Ce ne sont pas les lettres de cachet ou les ordres de mission qui ont ouvert les pistes des routes de la soie, du sel ou de l’encens, mais la marche ordonnée des caravanes et le vent dans les voiles des caravelles. Plus tard, ni l’imprimerie de masse, ni le téléphone, ni la radio, ni le cinéma, ni la télévision, ni l’affichage publicitaire n’ont influé sur le progrès global de nos sociétés. Il n’y a aucune raison pour que le « cloud » et les ordinateurs échappent à cette règle. Ce qui caractérise une révolution industrielle, c’est l’énergie qu’elle utilise majoritairement et non le moyen par lequel elle se raconte.

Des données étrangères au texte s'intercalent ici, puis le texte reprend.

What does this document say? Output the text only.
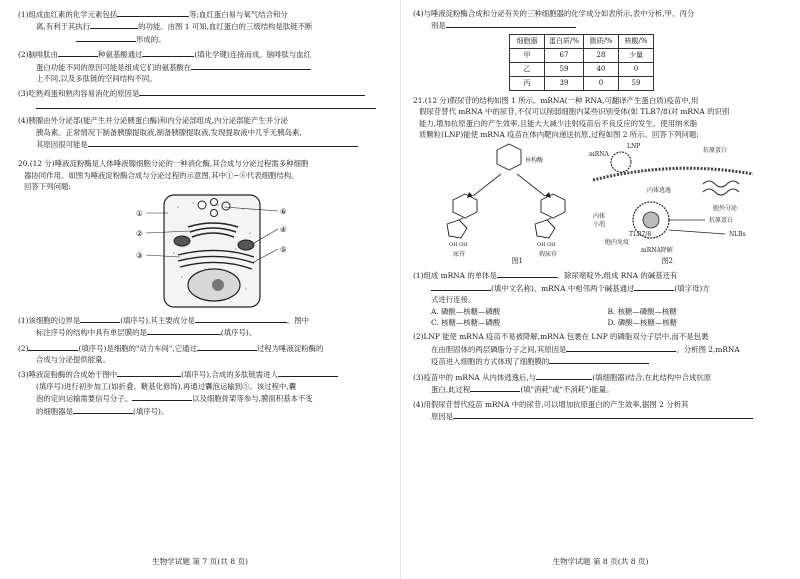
(1)组成血红素的化学元素包括	等;血红蛋白易与氧气结合和分
离,有利于其执行	的功能。由图 1 可知,血红蛋白的三级结构是肽链不断
形成的。
(2)脑啡肽由	种氨基酸通过	(填化学键)连接而成。脑啡肽与血红
蛋白功能不同的原因可能是组成它们的氨基酸在
上不同,以及多肽链的空间结构不同。
(3)吃熟鸡蛋和熟肉容易消化的原因是
(4)胰腺由外分泌部(能产生并分泌胰蛋白酶)和内分泌部组成,内分泌部能产生并分泌
胰岛素。正常情况下制备胰腺提取液,制备胰腺提取液,发现提取液中几乎无胰岛素,
其原因很可能是
20.(12 分)唾液淀粉酶是人体唾液腺细胞分泌的一种消化酶,其合成与分泌过程需多种细胞
器协同作用。如图为唾液淀粉酶合成与分泌过程的示意图,其中①~⑥代表细胞结构。
回答下列问题:
①
②
③
⑥
④
⑤
(1)该细胞的边界是	(填序号),其主要成分是	。图中
标注序号的结构中具有单层膜的是	(填序号)。
(2)	(填序号)是细胞的"动力车间",它通过	过程为唾液淀粉酶的
合成与分泌提供能量。
(3)唾液淀粉酶的合成始于图中	(填序号),合成的多肽链需进人
(填序号)进行初步加工(如折叠、糖基化修饰),再通过囊泡运输到⑤。该过程中,囊
泡的定向运输需要信号分子、	以及细胞骨架等参与,膜面积基本不变
的细胞器是	(填序号)。
生物学试题 第 7 页(共 8 页)
(4)与唾液淀粉酶合成和分泌有关的三种细胞器的化学成分如表所示,表中分析,甲、丙分
别是
细胞器	蛋白质/%	脂质/%	核酸/%
甲	67	28	少量
乙	59	40	0
丙	39	0	59
21.(12 分)假尿苷的结构如图 1 所示。mRNA(一种 RNA,可翻译产生蛋白质)疫苗中,用
假尿苷替代 mRNA 中的尿苷,不仅可以削弱细胞内某些识别受体(如 TLR7/8)对 mRNA 的识别
能力,增加抗原蛋白的产生效率,且能大大减少注射疫苗后不良反应的发生。使用纳米脂
质颗粒(LNP)能使 mRNA 疫苗在体内靶向递送抗原,过程如图 2 所示。回答下列问题:
异构酶
OH OH
尿苷
OH OH
假尿苷
mRNA
LNP
抗原蛋白
胞外分泌
内体逃逸
内体
小泡
TLR7/8
抗原蛋白
NLBs
胞内免疫
mRNA降解
图1	图2
(1)组成 mRNA 的单体是	。除尿嘧啶外,组成 RNA 的碱基还有
(填中文名称)。mRNA 中相邻两个碱基通过	(填字母)方
式进行连接。
A. 磷酸—核糖—磷酸	B. 核糖—磷酸—核糖
C. 核糖—核糖—磷酸	D. 磷酸—核糖—核糖
(2)LNP 能使 mRNA 疫苗不易被降解,mRNA 包裹在 LNP 的磷脂双分子层中,而不是包裹
在由胆固体的两层磷脂分子之间,其原因是	。分析图 2,mRNA
疫苗进入细胞的方式体现了细胞膜的
(3)疫苗中的 mRNA 从内体逃逸后,与	(填细胞器)结合,在此结构中合成抗原
蛋白,此过程	(填"消耗"或"不消耗")能量。
(4)用假尿苷替代疫苗 mRNA 中的尿苷,可以增加抗原蛋白的产生效率,据图 2 分析其
原因是
生物学试题 第 8 页(共 8 页)
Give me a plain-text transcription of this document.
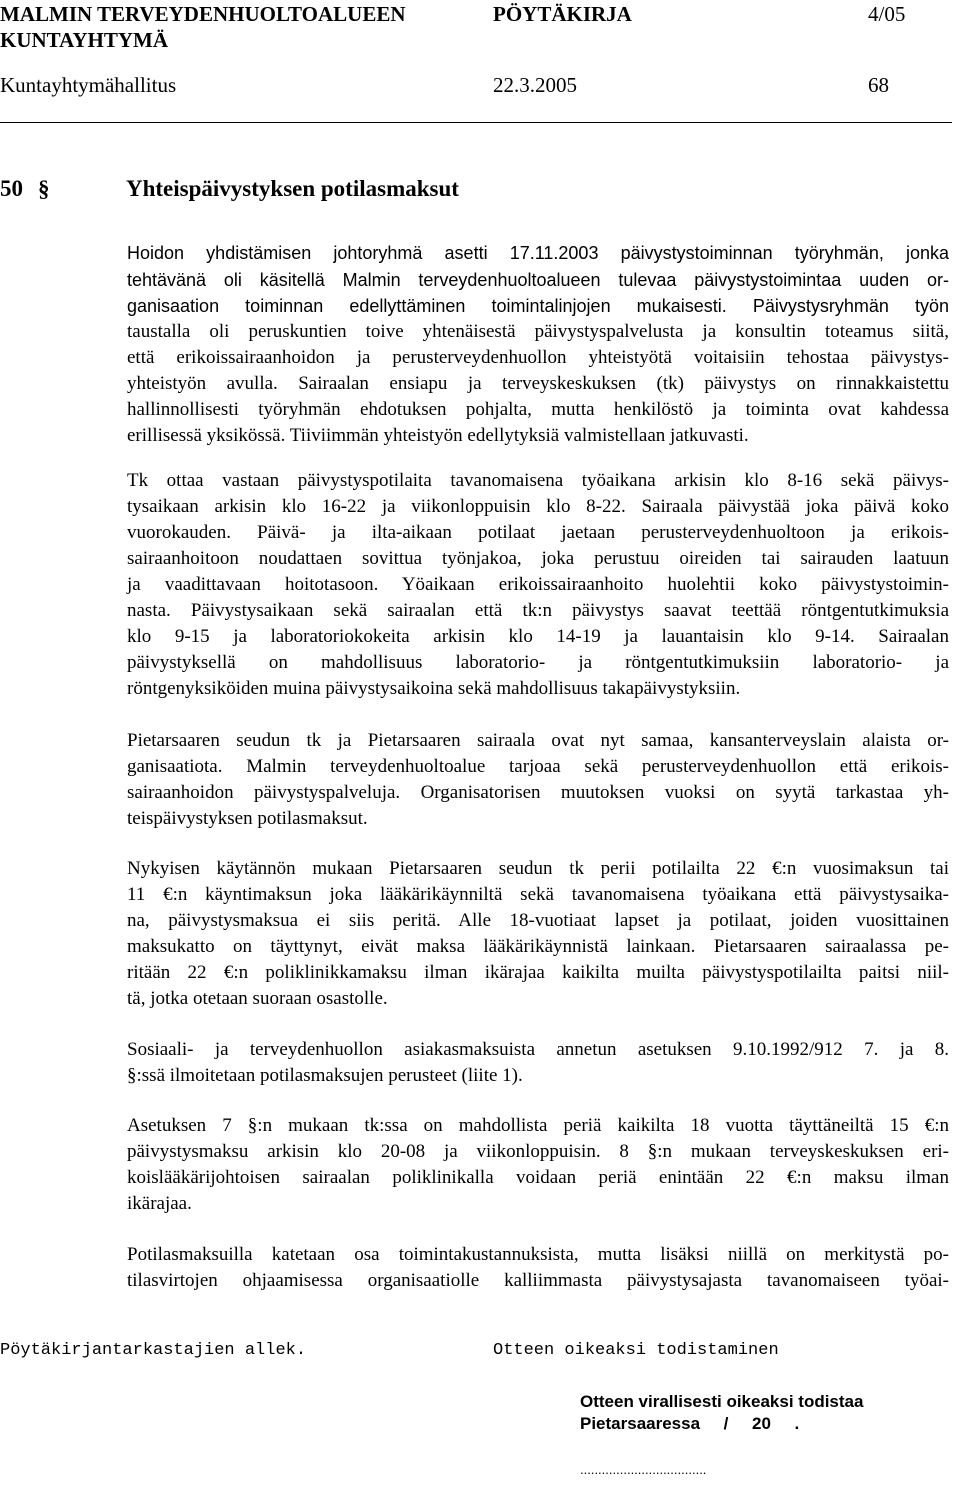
MALMIN TERVEYDENHUOLTOALUEEN
KUNTAYHTYMÄ
PÖYTÄKIRJA	4/05
Kuntayhtymähallitus	22.3.2005	68
50 §	Yhteispäivystyksen potilasmaksut
Hoidon yhdistämisen johtoryhmä asetti 17.11.2003 päivystystoiminnan työryhmän, jonka
tehtävänä oli käsitellä Malmin terveydenhuoltoalueen tulevaa päivystystoimintaa uuden or-
ganisaation toiminnan edellyttäminen toimintalinjojen mukaisesti. Päivystysryhmän työn
taustalla oli peruskuntien toive yhtenäisestä päivystyspalvelusta ja konsultin toteamus siitä,
että erikoissairaanhoidon ja perusterveydenhuollon yhteistyötä voitaisiin tehostaa päivystys-
yhteistyön avulla. Sairaalan ensiapu ja terveyskeskuksen (tk) päivystys on rinnakkaistettu
hallinnollisesti työryhmän ehdotuksen pohjalta, mutta henkilöstö ja toiminta ovat kahdessa
erillisessä yksikössä. Tiiviimmän yhteistyön edellytyksiä valmistellaan jatkuvasti.
Tk ottaa vastaan päivystyspotilaita tavanomaisena työaikana arkisin klo 8-16 sekä päivys-
tysaikaan arkisin klo 16-22 ja viikonloppuisin klo 8-22. Sairaala päivystää joka päivä koko
vuorokauden. Päivä- ja ilta-aikaan potilaat jaetaan perusterveydenhuoltoon ja erikois-
sairaanhoitoon noudattaen sovittua työnjakoa, joka perustuu oireiden tai sairauden laatuun
ja vaadittavaan hoitotasoon. Yöaikaan erikoissairaanhoito huolehtii koko päivystystoimin-
nasta. Päivystysaikaan sekä sairaalan että tk:n päivystys saavat teettää röntgentutkimuksia
klo 9-15 ja laboratoriokokeita arkisin klo 14-19 ja lauantaisin klo 9-14. Sairaalan
päivystyksellä on mahdollisuus laboratorio- ja röntgentutkimuksiin laboratorio- ja
röntgenyksiköiden muina päivystysaikoina sekä mahdollisuus takapäivystyksiin.
Pietarsaaren seudun tk ja Pietarsaaren sairaala ovat nyt samaa, kansanterveyslain alaista or-
ganisaatiota. Malmin terveydenhuoltoalue tarjoaa sekä perusterveydenhuollon että erikois-
sairaanhoidon päivystyspalveluja. Organisatorisen muutoksen vuoksi on syytä tarkastaa yh-
teispäivystyksen potilasmaksut.
Nykyisen käytännön mukaan Pietarsaaren seudun tk perii potilailta 22 €:n vuosimaksun tai
11 €:n käyntimaksun joka lääkärikäynniltä sekä tavanomaisena työaikana että päivystysaika-
na, päivystysmaksua ei siis peritä. Alle 18-vuotiaat lapset ja potilaat, joiden vuosittainen
maksukatto on täyttynyt, eivät maksa lääkärikäynnistä lainkaan. Pietarsaaren sairaalassa pe-
ritään 22 €:n poliklinikkamaksu ilman ikärajaa kaikilta muilta päivystyspotilailta paitsi niil-
tä, jotka otetaan suoraan osastolle.
Sosiaali- ja terveydenhuollon asiakasmaksuista annetun asetuksen 9.10.1992/912 7. ja 8.
§:ssä ilmoitetaan potilasmaksujen perusteet (liite 1).
Asetuksen 7 §:n mukaan tk:ssa on mahdollista periä kaikilta 18 vuotta täyttäneiltä 15 €:n
päivystysmaksu arkisin klo 20-08 ja viikonloppuisin. 8 §:n mukaan terveyskeskuksen eri-
koislääkärijohtoisen sairaalan poliklinikalla voidaan periä enintään 22 €:n maksu ilman
ikärajaa.
Potilasmaksuilla katetaan osa toimintakustannuksista, mutta lisäksi niillä on merkitystä po-
tilasvirtojen ohjaamisessa organisaatiolle kalliimmasta päivystysajasta tavanomaiseen työai-
Pöytäkirjantarkastajien allek.	Otteen oikeaksi todistaminen
Otteen virallisesti oikeaksi todistaa
Pietarsaaressa     /     20     .
...................................
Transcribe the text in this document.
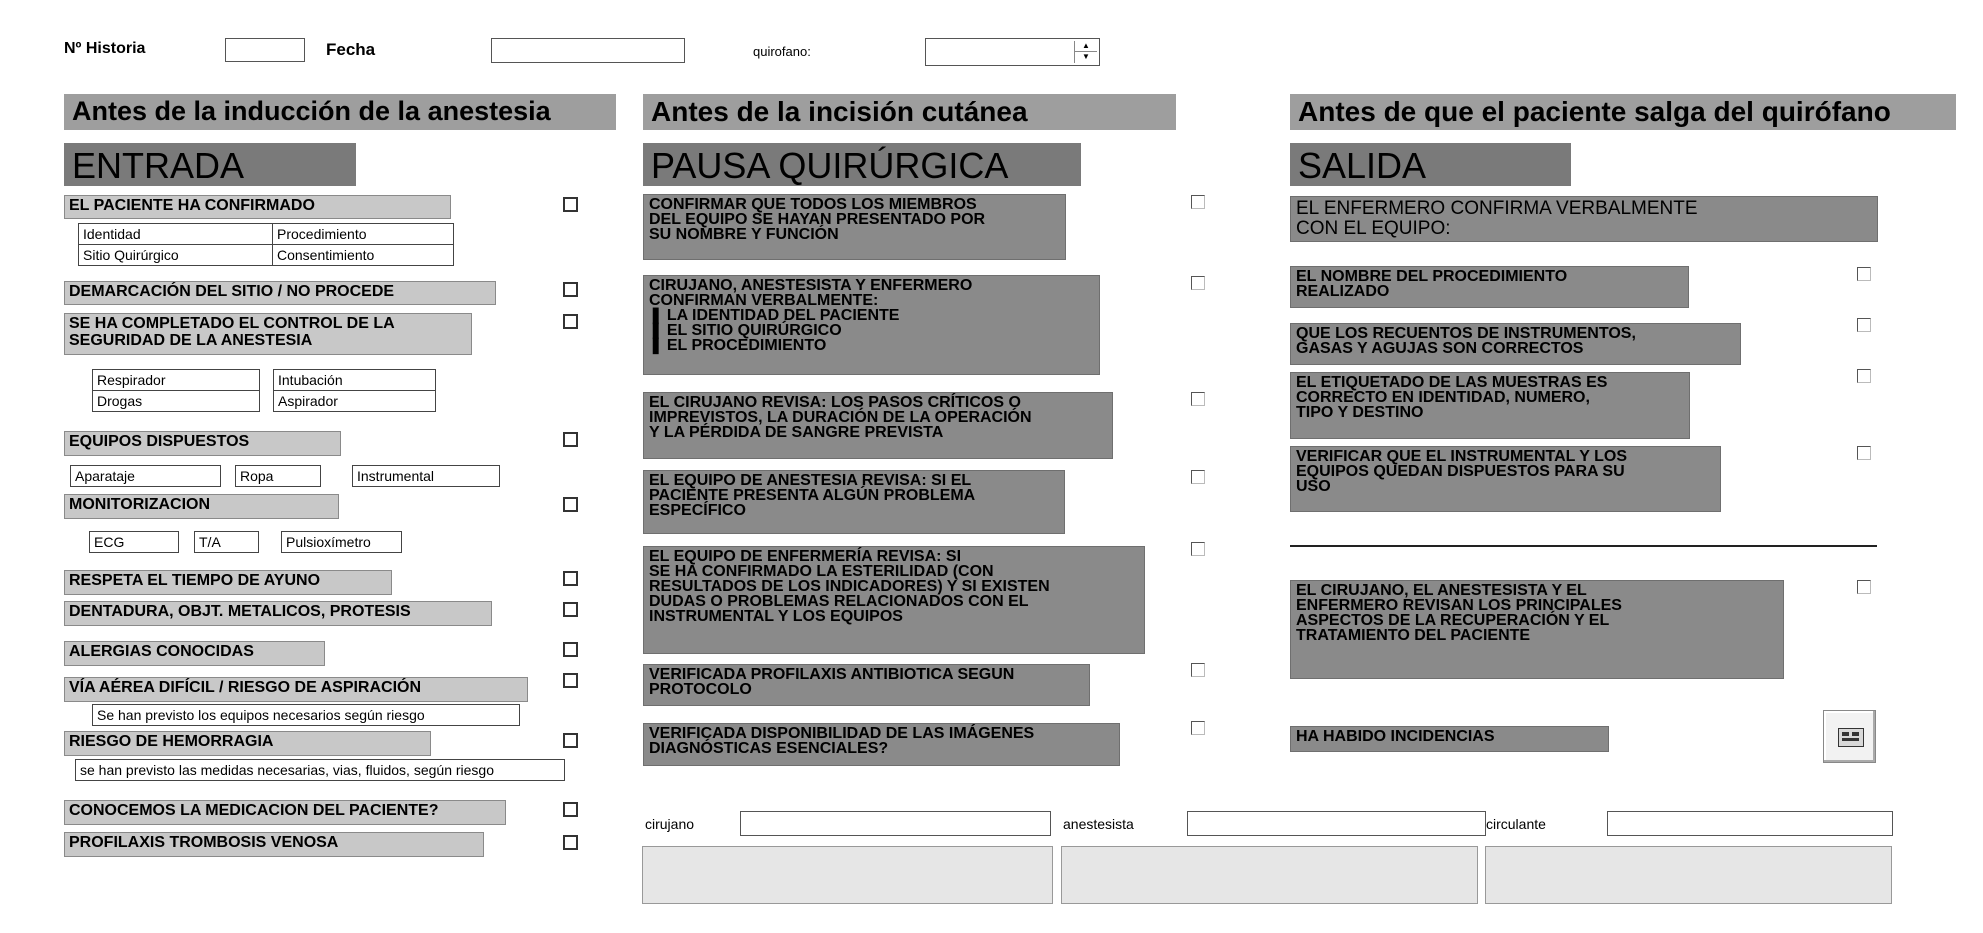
Nº Historia	Fecha	quirofano:	▲
▼
Antes de la inducción de la anestesia	Antes de la incisión cutánea	Antes de que el paciente salga del quirófano
ENTRADA	PAUSA QUIRÚRGICA	SALIDA
EL PACIENTE HA CONFIRMADO
Identidad	Procedimiento
Sitio Quirúrgico	Consentimiento
DEMARCACIÓN DEL SITIO / NO PROCEDE
SE HA COMPLETADO EL CONTROL DE LA SEGURIDAD DE LA ANESTESIA
Respirador	Intubación
Drogas	Aspirador
EQUIPOS DISPUESTOS
Aparataje	Ropa	Instrumental
MONITORIZACION
ECG	T/A	Pulsioxímetro
RESPETA EL TIEMPO DE AYUNO
DENTADURA, OBJT. METALICOS, PROTESIS
ALERGIAS CONOCIDAS
VÍA AÉREA DIFÍCIL / RIESGO DE ASPIRACIÓN
Se han previsto los equipos necesarios según riesgo
RIESGO DE HEMORRAGIA
se han previsto las medidas necesarias, vias, fluidos, según riesgo
CONOCEMOS LA MEDICACION DEL PACIENTE?
PROFILAXIS TROMBOSIS VENOSA
CONFIRMAR QUE TODOS LOS MIEMBROS
DEL EQUIPO SE HAYAN PRESENTADO POR
SU NOMBRE Y FUNCIÓN
CIRUJANO, ANESTESISTA Y ENFERMERO
CONFIRMAN VERBALMENTE:
❚ LA IDENTIDAD DEL PACIENTE
❚ EL SITIO QUIRÚRGICO
❚ EL PROCEDIMIENTO
EL CIRUJANO REVISA: LOS PASOS CRÍTICOS O
IMPREVISTOS, LA DURACIÓN DE LA OPERACIÓN
Y LA PÉRDIDA DE SANGRE PREVISTA
EL EQUIPO DE ANESTESIA REVISA: SI EL
PACIENTE PRESENTA ALGÚN PROBLEMA
ESPECÍFICO
EL EQUIPO DE ENFERMERÍA REVISA: SI
SE HA CONFIRMADO LA ESTERILIDAD (CON
RESULTADOS DE LOS INDICADORES) Y SI EXISTEN
DUDAS O PROBLEMAS RELACIONADOS CON EL
INSTRUMENTAL Y LOS EQUIPOS
VERIFICADA PROFILAXIS ANTIBIOTICA SEGUN
PROTOCOLO
VERIFICADA DISPONIBILIDAD DE LAS IMÁGENES
DIAGNÓSTICAS ESENCIALES?
EL ENFERMERO CONFIRMA VERBALMENTE
CON EL EQUIPO:
EL NOMBRE DEL PROCEDIMIENTO
REALIZADO
QUE LOS RECUENTOS DE INSTRUMENTOS,
GASAS Y AGUJAS SON CORRECTOS
EL ETIQUETADO DE LAS MUESTRAS ES
CORRECTO EN IDENTIDAD, NUMERO,
TIPO Y DESTINO
VERIFICAR QUE EL INSTRUMENTAL Y LOS
EQUIPOS QUEDAN DISPUESTOS PARA SU
USO
EL CIRUJANO, EL ANESTESISTA Y EL
ENFERMERO REVISAN LOS PRINCIPALES
ASPECTOS DE LA RECUPERACIÓN Y EL
TRATAMIENTO DEL PACIENTE
HA HABIDO INCIDENCIAS
cirujano	anestesista	circulante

Après la marche et le vent, il a fallu attendre des siècles pour que la vapeur et le charbon ouvrent une ère nouvelle.
Puis ce fut le tour du pétrole.
Aujourd’hui, la troisième révolution industrielle attend son énergie: elle se nomme énergie renouvelable. Qu’elle soit solaire, qu’elle soit éolienne, qu’elle soit issue des houles et des marées ou de la transformation de la biomasse, c’est cette énergie-là qui fera la troisième révolution industrielle.
Si la troisième révolution industrielle attend son énergie renouvelable, la France attend encore davantage, elle qui a raccordé à son réseau électrique 172 MWc (mégawatts-crète) de capacité de production au premier trimestre 2014, en recul de 10 % par rapport au trimestre précédent et en retard très net par rapport aux prévisions pour l’année (800 MW). C’est peut-être de ce coté qu’il faut chercher le retard de la France en matière de productivité, et non du coté de ses Centres de données …
Pour bien comprendre le rôle de l’énergie dans la survenue d’un bouleversement industriel, il n’est pas inutile de relire Jeremy Rifkin (Plus-on-est-riche,-plus-on-est-heureux).